A GIPPSLAND MP says it’s three years down the track and the state government’s “sham announcement” to expand timber plantations in Gippsland still has not delivered a single extra tree in the ground, but the government says he’s wrong.
Gippsland South MLA Danny O’Brien said the state government was “all sizzle and no sausage”, with numerous announcements now piling up and “absolutely no follow-through”.
“The people of Gippsland and the [Latrobe] Valley want secure jobs in the forestry sector, and they are angered by Labor’s decision to phase out the native hardwood industry,” he said.
“However back in May 2017, the government pledged $110 million in the state budget to expand plantations in the Latrobe Valley to notionally help our timber sector transition.
“We are now more than three years down the track from that announcement – and not a single extra tree has been planted.
“This makes a lie of both that announcement and the Andrews government’s supposed plan to transition the native hardwood sector into plantations by 2030.”
The claims are disputed by Agriculture Minister Jaclyn Symes, who said Mr O’Brien had “got his facts wrong – again”.
“We planted 250,000 seedlings last winter and have the same number going in the ground this winter,” she said.
“Five out of six trees harvested in Victoria already are taken from plantations.
“Mr O’Brien knows well that Victoria has a mature plantation industry, and this will continue to grow as we transition our forestry industries to a more sustainable footing.”
But Mr O’Brien said any trees planted would take decades before they were ready for harvesting.
“Not a single tree planted today will be ready to harvest in 2030,” he said.
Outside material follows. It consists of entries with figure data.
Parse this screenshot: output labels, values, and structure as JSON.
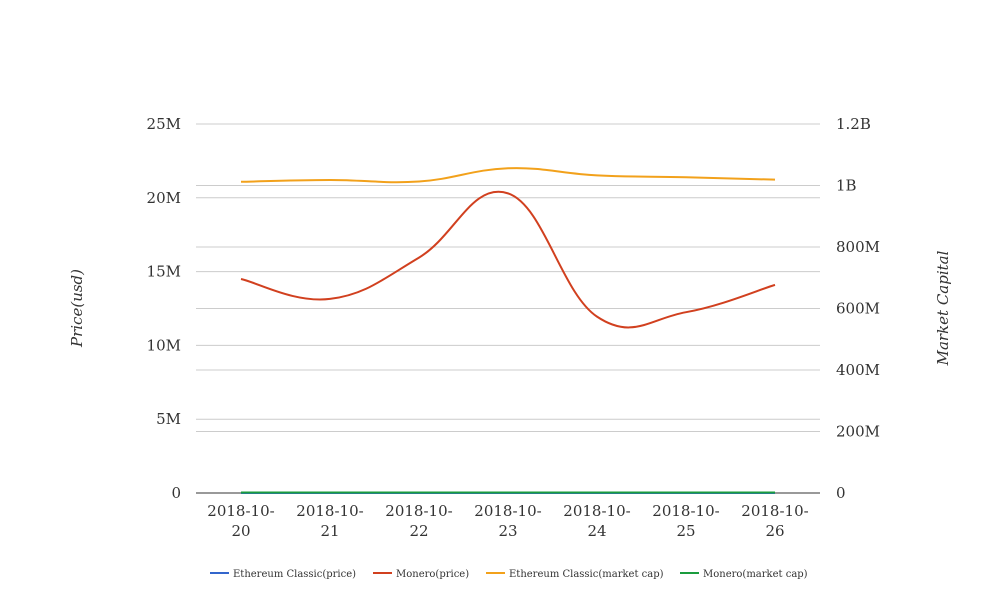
{
  "chart_data": {
    "type": "line",
    "categories": [
      "2018-10-20",
      "2018-10-21",
      "2018-10-22",
      "2018-10-23",
      "2018-10-24",
      "2018-10-25",
      "2018-10-26"
    ],
    "x_tick_lines": [
      [
        "2018-10-",
        "20"
      ],
      [
        "2018-10-",
        "21"
      ],
      [
        "2018-10-",
        "22"
      ],
      [
        "2018-10-",
        "23"
      ],
      [
        "2018-10-",
        "24"
      ],
      [
        "2018-10-",
        "25"
      ],
      [
        "2018-10-",
        "26"
      ]
    ],
    "ylabel": "Price(usd)",
    "y2label": "Market Capital",
    "ylim": [
      0,
      25000000
    ],
    "y2lim": [
      0,
      1200000000
    ],
    "y_ticks": [
      {
        "value": 0,
        "label": "0"
      },
      {
        "value": 5000000,
        "label": "5M"
      },
      {
        "value": 10000000,
        "label": "10M"
      },
      {
        "value": 15000000,
        "label": "15M"
      },
      {
        "value": 20000000,
        "label": "20M"
      },
      {
        "value": 25000000,
        "label": "25M"
      }
    ],
    "y2_ticks": [
      {
        "value": 0,
        "label": "0"
      },
      {
        "value": 200000000,
        "label": "200M"
      },
      {
        "value": 400000000,
        "label": "400M"
      },
      {
        "value": 600000000,
        "label": "600M"
      },
      {
        "value": 800000000,
        "label": "800M"
      },
      {
        "value": 1000000000,
        "label": "1B"
      },
      {
        "value": 1200000000,
        "label": "1.2B"
      }
    ],
    "grid": true,
    "legend_position": "bottom",
    "series": [
      {
        "name": "Ethereum Classic(price)",
        "axis": "left",
        "color": "#3366cc",
        "values": [
          9.5,
          9.6,
          9.7,
          9.9,
          9.6,
          9.5,
          9.4
        ]
      },
      {
        "name": "Monero(price)",
        "axis": "left",
        "color": "#d1401f",
        "values": [
          14500000,
          13150000,
          15950000,
          20300000,
          11950000,
          12250000,
          14100000
        ]
      },
      {
        "name": "Ethereum Classic(market cap)",
        "axis": "right",
        "color": "#f2a11b",
        "values": [
          1012000000,
          1018000000,
          1013000000,
          1056000000,
          1033000000,
          1027000000,
          1019000000
        ]
      },
      {
        "name": "Monero(market cap)",
        "axis": "right",
        "color": "#1a9c3e",
        "values": [
          1700000,
          1710000,
          1710000,
          1740000,
          1720000,
          1700000,
          1700000
        ]
      }
    ]
  }
}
“Latrobe Valley and Gippsland timber workers want certainty, but instead they get spin from the government.”
Mr O’Brien said the government last year claimed to be expanding the plantation estate as it planted blue gums, a pulpwood species, on land that had already been in plantation for years.
Eastern Victoria MLC Melina Bath said Labor was letting down timber workers and communities around Gippsland.
“We know that Australian Paper will need additional fibre supplies in coming years, not to mention the need for more hardwood plantations if Labor gets its way and shuts down harvesting in state forests,” she said.
“We have had enough of spin and if the government was at all interested in jobs in the Valley and across the region it would have done something, not just put a line in the budget papers and a headline on a press release.”
Mr O’Brien said the government’s announcement of a Gippsland Centre for Forest Product Innovation was a hollow offer.
“Our timber industry, both in the plantation and native sectors is already highly innovative and adaptive, but any future investments will amount to nothing if there is no timber supply coming through.
“I have spoken with timber industry players who have land available and opportunities to develop plantations and they’ve offered these to the government and had no response.
“There is no excuse for this level of inaction from the government.
“It’s had three years now and it’s continued to show it doesn’t have a plan for the timber industry other than to sacrifice it for green votes in Melbourne.”